Pathological import symbol shadowing
Timon Gehr
timon.gehr at gmx.ch
Wed Nov 18 21:12:25 UTC 2020
On 18.11.20 17:23, Mathias LANG wrote:
> On Friday, 13 November 2020 at 22:57:03 UTC, H. S. Teoh wrote:
>>
>> D's import implementation was supposed to be designed to prevent
>> symbol hijacking, but in this case it's falling flat on its face.
>>
>> Why can't we make it so that symbols that aren't explicitly named on
>> the import line would add to existing overload sets instead of
>> replacing them?
>>
>>
>> T
>
> Wouldn't *that* allow hijacking? Unless of course you remove implicit
> conversions of parameters.
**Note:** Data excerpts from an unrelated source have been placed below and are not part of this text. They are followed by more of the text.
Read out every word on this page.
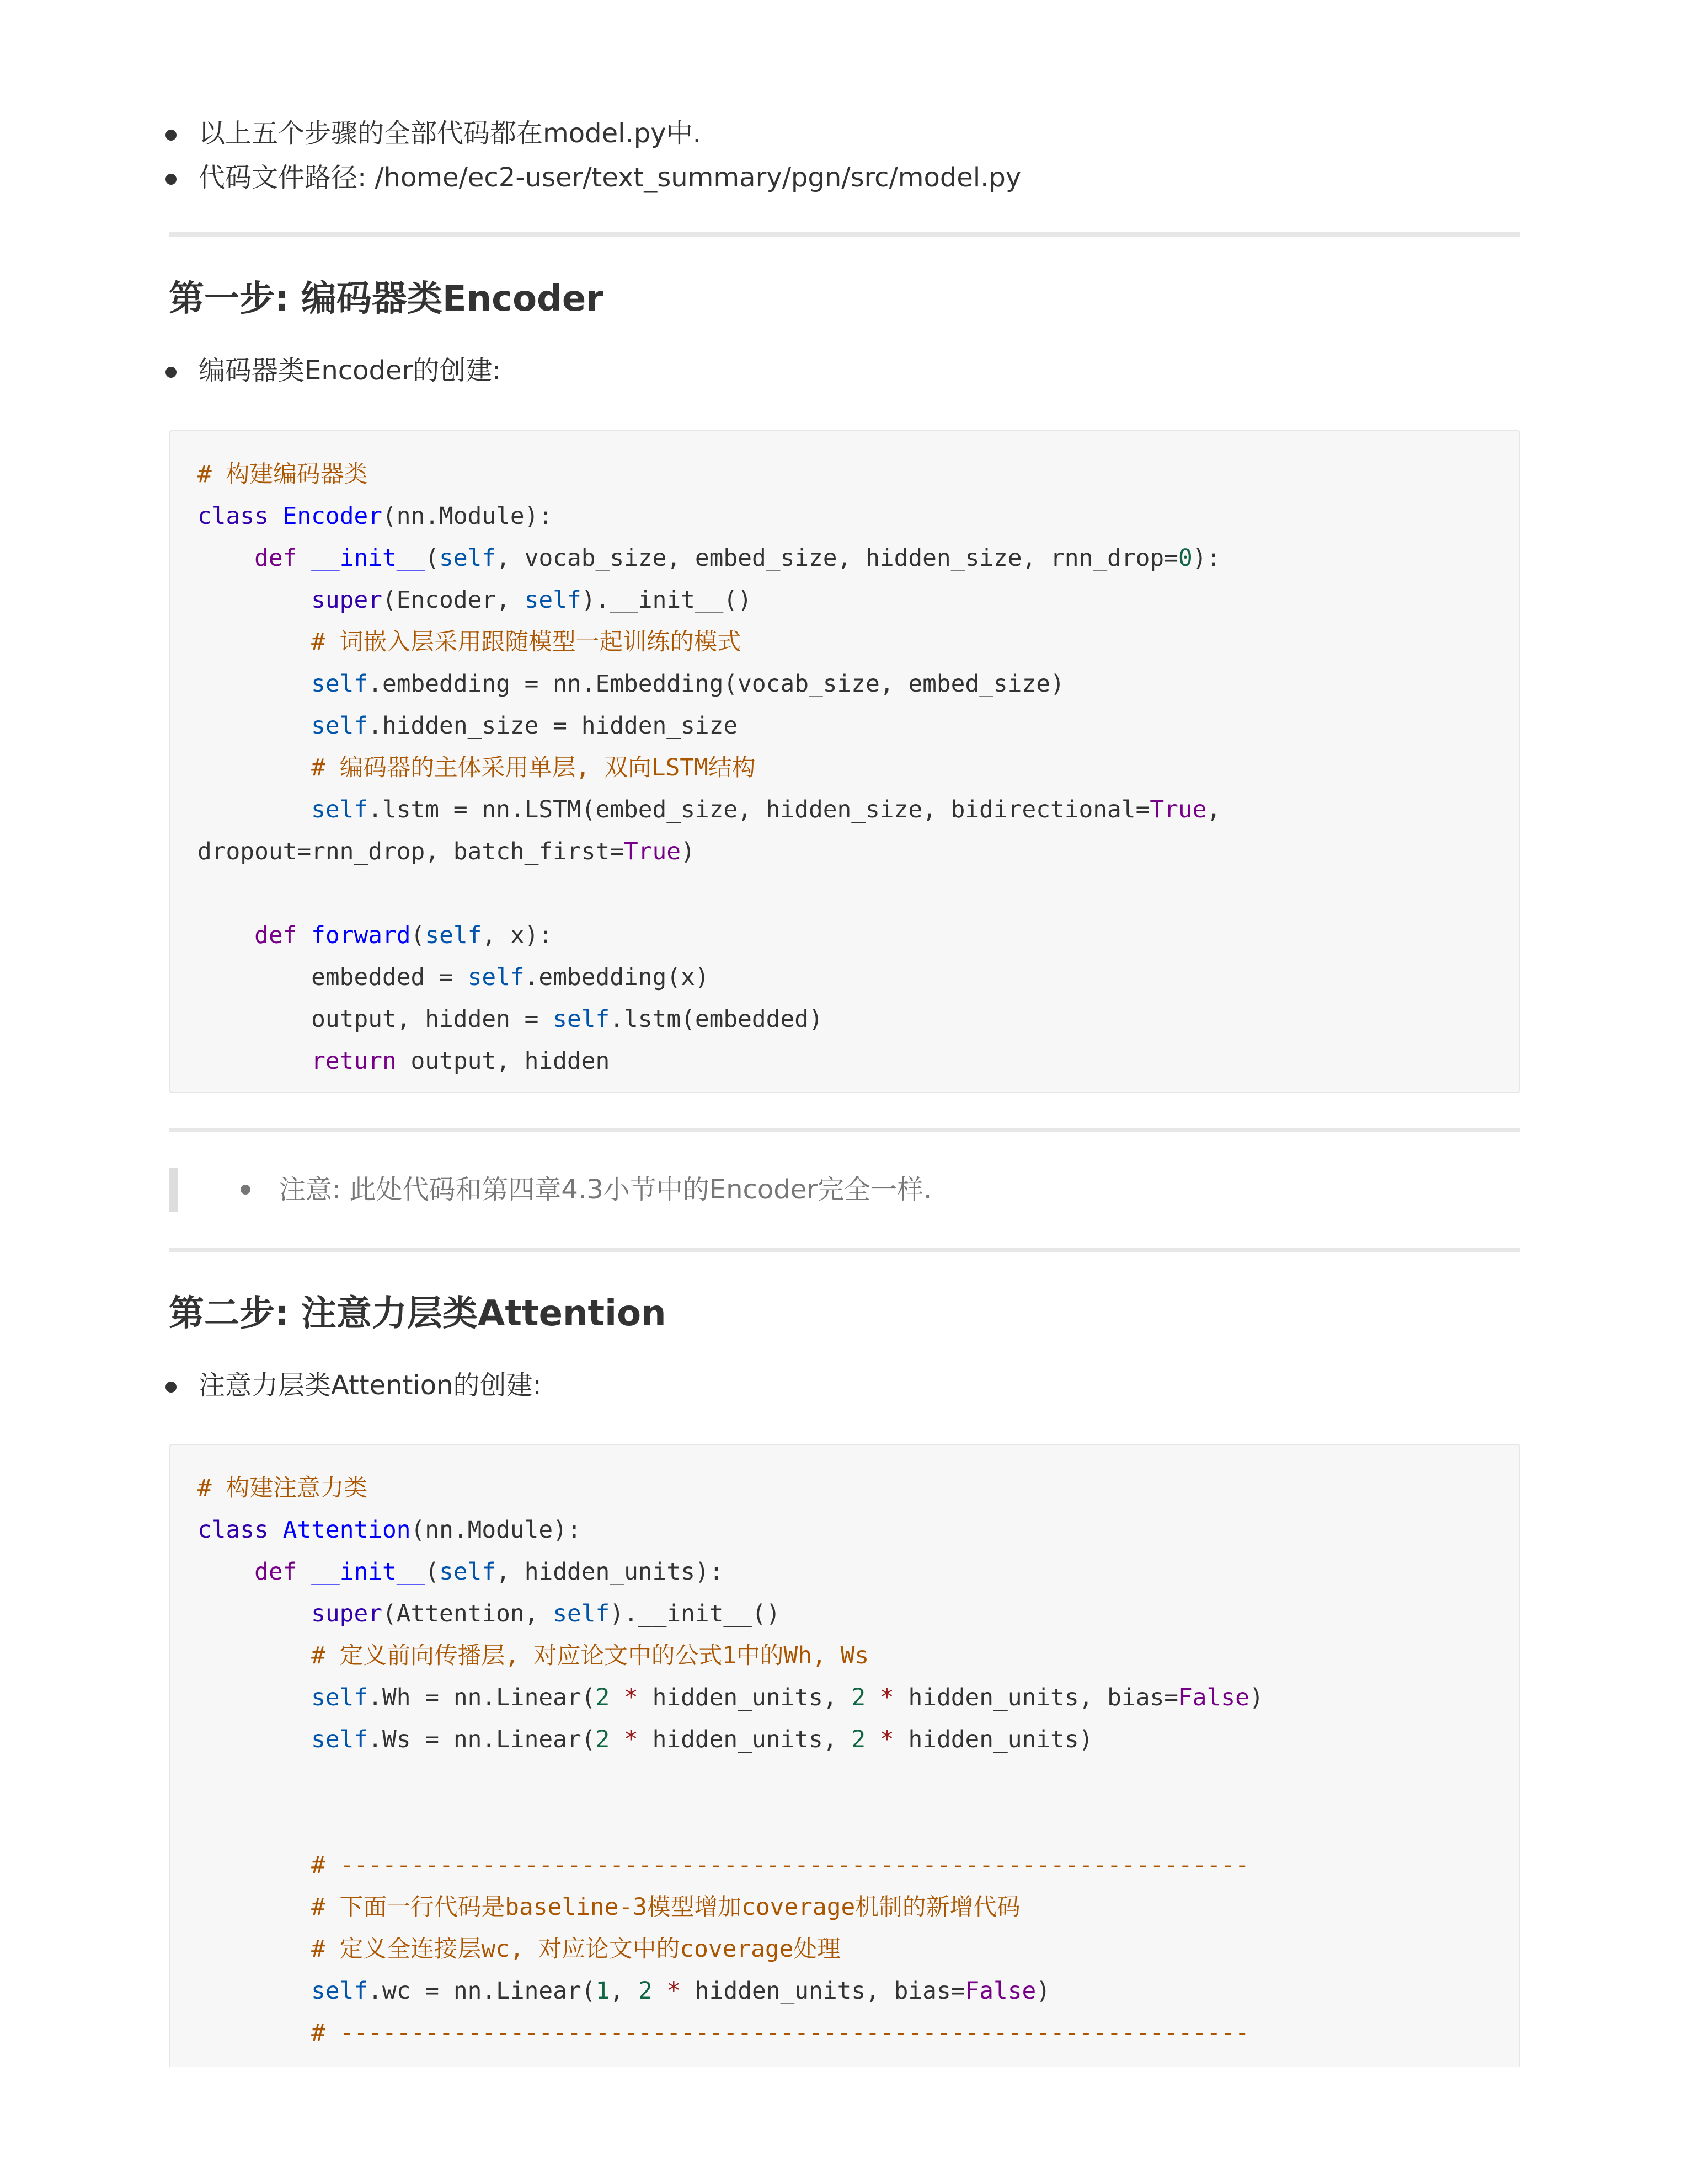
以上五个步骤的全部代码都在model.py中.
代码文件路径: /home/ec2-user/text_summary/pgn/src/model.py
第一步: 编码器类Encoder
编码器类Encoder的创建:
# 构建编码器类
class Encoder(nn.Module):
def __init__(self, vocab_size, embed_size, hidden_size, rnn_drop=0):
super(Encoder, self).__init__()
# 词嵌入层采用跟随模型一起训练的模式
self.embedding = nn.Embedding(vocab_size, embed_size)
self.hidden_size = hidden_size
# 编码器的主体采用单层, 双向LSTM结构
self.lstm = nn.LSTM(embed_size, hidden_size, bidirectional=True,
dropout=rnn_drop, batch_first=True)

def forward(self, x):
embedded = self.embedding(x)
output, hidden = self.lstm(embedded)
return output, hidden
注意: 此处代码和第四章4.3小节中的Encoder完全一样.
第二步: 注意力层类Attention
注意力层类Attention的创建:
# 构建注意力类
class Attention(nn.Module):
def __init__(self, hidden_units):
super(Attention, self).__init__()
# 定义前向传播层, 对应论文中的公式1中的Wh, Ws
self.Wh = nn.Linear(2 * hidden_units, 2 * hidden_units, bias=False)
self.Ws = nn.Linear(2 * hidden_units, 2 * hidden_units)

# ----------------------------------------------------------------
# 下面一行代码是baseline-3模型增加coverage机制的新增代码
# 定义全连接层wc, 对应论文中的coverage处理
self.wc = nn.Linear(1, 2 * hidden_units, bias=False)
# ----------------------------------------------------------------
If you have a `void foo(short)` in a module,
> and you're using it from your main like so: `foo(42);`, then suddenly,
> if overload sets were merged, another import at the same level could
> introduce `void foo(int)`, which would be a better match, and hijack the
> call, instead of creating an error as done currently.
How it should work:
- Do a lookup in the current module.
- If name is not found, figure out which (possibly nested) imports are
in scope.
- Use the same standard overload resolution that is used for
module-scope imports on those imports.